I've changed host families, and they're wonderful!
I have gone to Japan with my school which was so much fun! I got to go skiing for the first time in my life and I can't wait to try again
I have realized how little time I have left in Taiwan which makes me excited and sad. I want to go back to Florida, but I don't want to leave Taiwan!
I thought of some advise I'd like to give future exchange students.
1) be aware you're in a completely different culture, and don't think only from your perspective. In Taiwan, a very lucky number is 6. There is a bus number 666 in Taipei, which to Christian's, is a very bad number. But to Taiwanese, it must be the luckiest bus ever!
2) never say no. And I mean to everything. No matter how full you are, try just one more food item your host family gives you. Try foods you don't like. Try them more than once. You'd be surprised. Go on trips, even of you think it'll be boring. I got up at 5 am on a Saturday morning with my host family to go do something that sounded so boring, and it's one of the best memories I have now
3) become a family member. Especially in Asia, family is number one. I come home almost everyday to be with my family- rarely with exchange students. And they tell me all the time how nice it is to have an exchange student that cares about more than partying. I have exchange friends, and we hang out too, but family is very important. Don't forget that
4) never give yourself pity. Every exchange student has a hard time, just with different things. Some people have a really hard time with homesickness, some people don't get along with their families, some people have a really hard time learning the language. Don't think you're the only one with problems.
5) when learning the language- especially tonal languages- learn the hardest part first. Even if the hardest thing is grammar. For my total language people- TONES ARE IMPORTANT! They're the difference between coming home and saying "hi mom I'm home!" And "you're a horse! I'm home!" And pronunciation is important for the difference between saying "there's a dead mouse in the road" and "there's a dead teacher in the road" so PAY ATTENTION! Haha
6) learn how to make your favorite food. Even if you can't make it back in the USA, learn how to make it. And learn to make a food you can make in the USA too. Trust me
7) see things from your culture's point of view, not your own.

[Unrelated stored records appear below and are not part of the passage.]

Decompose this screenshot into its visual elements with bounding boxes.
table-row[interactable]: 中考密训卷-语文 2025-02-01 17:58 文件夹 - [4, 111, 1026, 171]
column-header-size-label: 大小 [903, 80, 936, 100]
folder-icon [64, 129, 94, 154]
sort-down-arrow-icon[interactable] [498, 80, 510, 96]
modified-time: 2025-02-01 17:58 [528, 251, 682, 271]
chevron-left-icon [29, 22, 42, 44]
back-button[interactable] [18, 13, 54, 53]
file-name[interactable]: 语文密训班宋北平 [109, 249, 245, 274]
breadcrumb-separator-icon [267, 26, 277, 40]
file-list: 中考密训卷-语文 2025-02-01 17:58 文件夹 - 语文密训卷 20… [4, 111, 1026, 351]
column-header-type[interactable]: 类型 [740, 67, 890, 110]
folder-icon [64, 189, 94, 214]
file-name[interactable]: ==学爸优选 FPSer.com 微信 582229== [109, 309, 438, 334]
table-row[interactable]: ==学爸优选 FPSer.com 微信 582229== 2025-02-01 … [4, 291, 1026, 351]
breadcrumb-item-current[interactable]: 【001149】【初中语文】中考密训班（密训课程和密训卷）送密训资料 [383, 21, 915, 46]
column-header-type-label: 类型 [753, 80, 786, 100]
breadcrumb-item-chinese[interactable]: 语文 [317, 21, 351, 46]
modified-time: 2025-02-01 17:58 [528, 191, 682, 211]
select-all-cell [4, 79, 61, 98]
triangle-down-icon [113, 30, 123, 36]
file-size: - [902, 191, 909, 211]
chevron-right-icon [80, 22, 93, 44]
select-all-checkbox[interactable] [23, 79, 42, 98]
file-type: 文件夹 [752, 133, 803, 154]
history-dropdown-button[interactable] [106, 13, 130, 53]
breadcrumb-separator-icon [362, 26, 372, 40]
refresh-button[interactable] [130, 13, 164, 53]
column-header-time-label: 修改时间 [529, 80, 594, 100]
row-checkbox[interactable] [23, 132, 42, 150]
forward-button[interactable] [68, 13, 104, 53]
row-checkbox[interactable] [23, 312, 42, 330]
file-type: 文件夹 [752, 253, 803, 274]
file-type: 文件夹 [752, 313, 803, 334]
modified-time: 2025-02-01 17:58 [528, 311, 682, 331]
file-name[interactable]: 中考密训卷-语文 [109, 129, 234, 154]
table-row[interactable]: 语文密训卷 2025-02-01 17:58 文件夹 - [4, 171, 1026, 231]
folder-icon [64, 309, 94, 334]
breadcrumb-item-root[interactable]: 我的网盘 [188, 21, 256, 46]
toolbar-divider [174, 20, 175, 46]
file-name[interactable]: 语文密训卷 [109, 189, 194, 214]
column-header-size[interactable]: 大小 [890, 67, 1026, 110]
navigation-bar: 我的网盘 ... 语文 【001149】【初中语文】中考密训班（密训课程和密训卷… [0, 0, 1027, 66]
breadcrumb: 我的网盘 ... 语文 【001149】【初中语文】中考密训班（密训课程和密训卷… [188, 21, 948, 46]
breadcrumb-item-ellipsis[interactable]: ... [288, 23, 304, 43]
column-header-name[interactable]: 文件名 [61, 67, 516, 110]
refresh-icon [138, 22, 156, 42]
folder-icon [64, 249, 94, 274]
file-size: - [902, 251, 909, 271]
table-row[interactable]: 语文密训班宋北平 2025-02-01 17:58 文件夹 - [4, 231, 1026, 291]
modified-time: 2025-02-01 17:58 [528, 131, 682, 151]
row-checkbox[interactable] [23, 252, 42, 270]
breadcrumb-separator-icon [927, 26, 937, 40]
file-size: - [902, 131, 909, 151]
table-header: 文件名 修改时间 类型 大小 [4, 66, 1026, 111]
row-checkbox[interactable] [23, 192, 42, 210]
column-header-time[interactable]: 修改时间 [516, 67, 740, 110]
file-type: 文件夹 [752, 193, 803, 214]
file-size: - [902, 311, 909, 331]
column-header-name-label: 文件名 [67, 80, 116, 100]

For example, if rotary tells you to learn Chinese faster and better, understand it's because you're in a culture where studying is what they're about. Or if your family says your curfew is 9 pm and you can only hang out a few days a week, it's because the culture. Kids in Taiwan don't hang out hardly at all. That goes for people in every country, but I only have Taiwanese examples
8) people will say things to you that will make you mad. They will say things about America that aren't true, they will say things because they don't understand. Learn to explain with a smile, and walk away. Or just walk away.

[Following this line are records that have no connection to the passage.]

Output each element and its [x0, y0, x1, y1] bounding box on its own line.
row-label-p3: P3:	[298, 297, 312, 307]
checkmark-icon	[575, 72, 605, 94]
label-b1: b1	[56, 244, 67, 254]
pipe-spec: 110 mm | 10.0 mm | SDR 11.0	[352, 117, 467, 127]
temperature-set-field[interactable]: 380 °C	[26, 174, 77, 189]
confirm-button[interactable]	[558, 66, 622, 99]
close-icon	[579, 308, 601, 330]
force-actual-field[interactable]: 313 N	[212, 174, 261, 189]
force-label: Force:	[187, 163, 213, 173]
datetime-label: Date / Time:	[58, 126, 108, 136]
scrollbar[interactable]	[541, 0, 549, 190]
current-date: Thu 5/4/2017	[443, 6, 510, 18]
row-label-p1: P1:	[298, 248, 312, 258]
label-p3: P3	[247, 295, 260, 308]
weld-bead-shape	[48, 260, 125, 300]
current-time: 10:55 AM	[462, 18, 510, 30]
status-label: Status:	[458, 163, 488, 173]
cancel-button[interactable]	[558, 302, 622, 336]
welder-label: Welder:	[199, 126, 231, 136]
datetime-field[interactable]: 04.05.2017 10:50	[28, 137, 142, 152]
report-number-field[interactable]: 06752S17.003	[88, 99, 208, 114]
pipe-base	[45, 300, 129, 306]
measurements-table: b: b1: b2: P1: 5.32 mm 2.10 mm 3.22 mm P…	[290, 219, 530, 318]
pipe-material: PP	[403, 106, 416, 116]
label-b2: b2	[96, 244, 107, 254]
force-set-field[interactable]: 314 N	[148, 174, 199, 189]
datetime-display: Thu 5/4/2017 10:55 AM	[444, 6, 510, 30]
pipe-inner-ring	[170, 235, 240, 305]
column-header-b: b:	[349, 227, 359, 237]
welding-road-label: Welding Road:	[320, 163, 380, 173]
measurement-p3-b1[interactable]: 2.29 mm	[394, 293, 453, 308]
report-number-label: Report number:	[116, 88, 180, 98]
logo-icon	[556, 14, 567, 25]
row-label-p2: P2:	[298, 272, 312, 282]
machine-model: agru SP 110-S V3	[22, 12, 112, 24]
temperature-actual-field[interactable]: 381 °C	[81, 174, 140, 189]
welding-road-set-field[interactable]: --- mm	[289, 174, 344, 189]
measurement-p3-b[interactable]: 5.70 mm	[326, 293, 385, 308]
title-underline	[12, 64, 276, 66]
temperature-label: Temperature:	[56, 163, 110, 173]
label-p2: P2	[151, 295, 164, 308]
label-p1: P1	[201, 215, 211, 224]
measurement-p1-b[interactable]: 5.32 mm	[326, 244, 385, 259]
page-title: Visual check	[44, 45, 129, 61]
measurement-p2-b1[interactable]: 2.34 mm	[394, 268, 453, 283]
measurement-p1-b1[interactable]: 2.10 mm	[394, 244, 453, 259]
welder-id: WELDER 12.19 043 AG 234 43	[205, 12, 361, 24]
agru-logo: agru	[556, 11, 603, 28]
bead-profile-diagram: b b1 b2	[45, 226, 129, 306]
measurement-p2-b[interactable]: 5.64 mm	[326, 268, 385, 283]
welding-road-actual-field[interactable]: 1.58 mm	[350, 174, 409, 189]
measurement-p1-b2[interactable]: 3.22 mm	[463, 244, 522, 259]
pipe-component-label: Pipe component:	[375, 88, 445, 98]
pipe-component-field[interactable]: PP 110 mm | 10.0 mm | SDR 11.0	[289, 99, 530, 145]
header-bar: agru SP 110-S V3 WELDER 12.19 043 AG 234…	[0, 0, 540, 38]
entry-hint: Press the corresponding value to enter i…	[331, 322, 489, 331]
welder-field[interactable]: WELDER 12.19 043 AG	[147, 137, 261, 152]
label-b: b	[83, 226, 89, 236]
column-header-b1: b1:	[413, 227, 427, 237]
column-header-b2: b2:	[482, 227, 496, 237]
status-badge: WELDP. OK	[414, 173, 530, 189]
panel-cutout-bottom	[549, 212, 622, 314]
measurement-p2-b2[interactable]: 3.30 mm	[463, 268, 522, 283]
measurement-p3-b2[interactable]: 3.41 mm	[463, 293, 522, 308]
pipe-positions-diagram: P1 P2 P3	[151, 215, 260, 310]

I know you may be wondering what to do about host family gifts too!! This is what I've found effective: women like Bath and Body Works. It's very rare if they have it at all. And they love the smell; fathers tend to like Florida license plates. In other countries, they're plain with not much decoration, so they like America's license plates. All of my host dads hung them up in the main areas of the house very proud. Kids like Disney. No matter what their age. Trinkets, stuffed animals, etc, people love it
I hope that makes up for a long absence and helps you guys!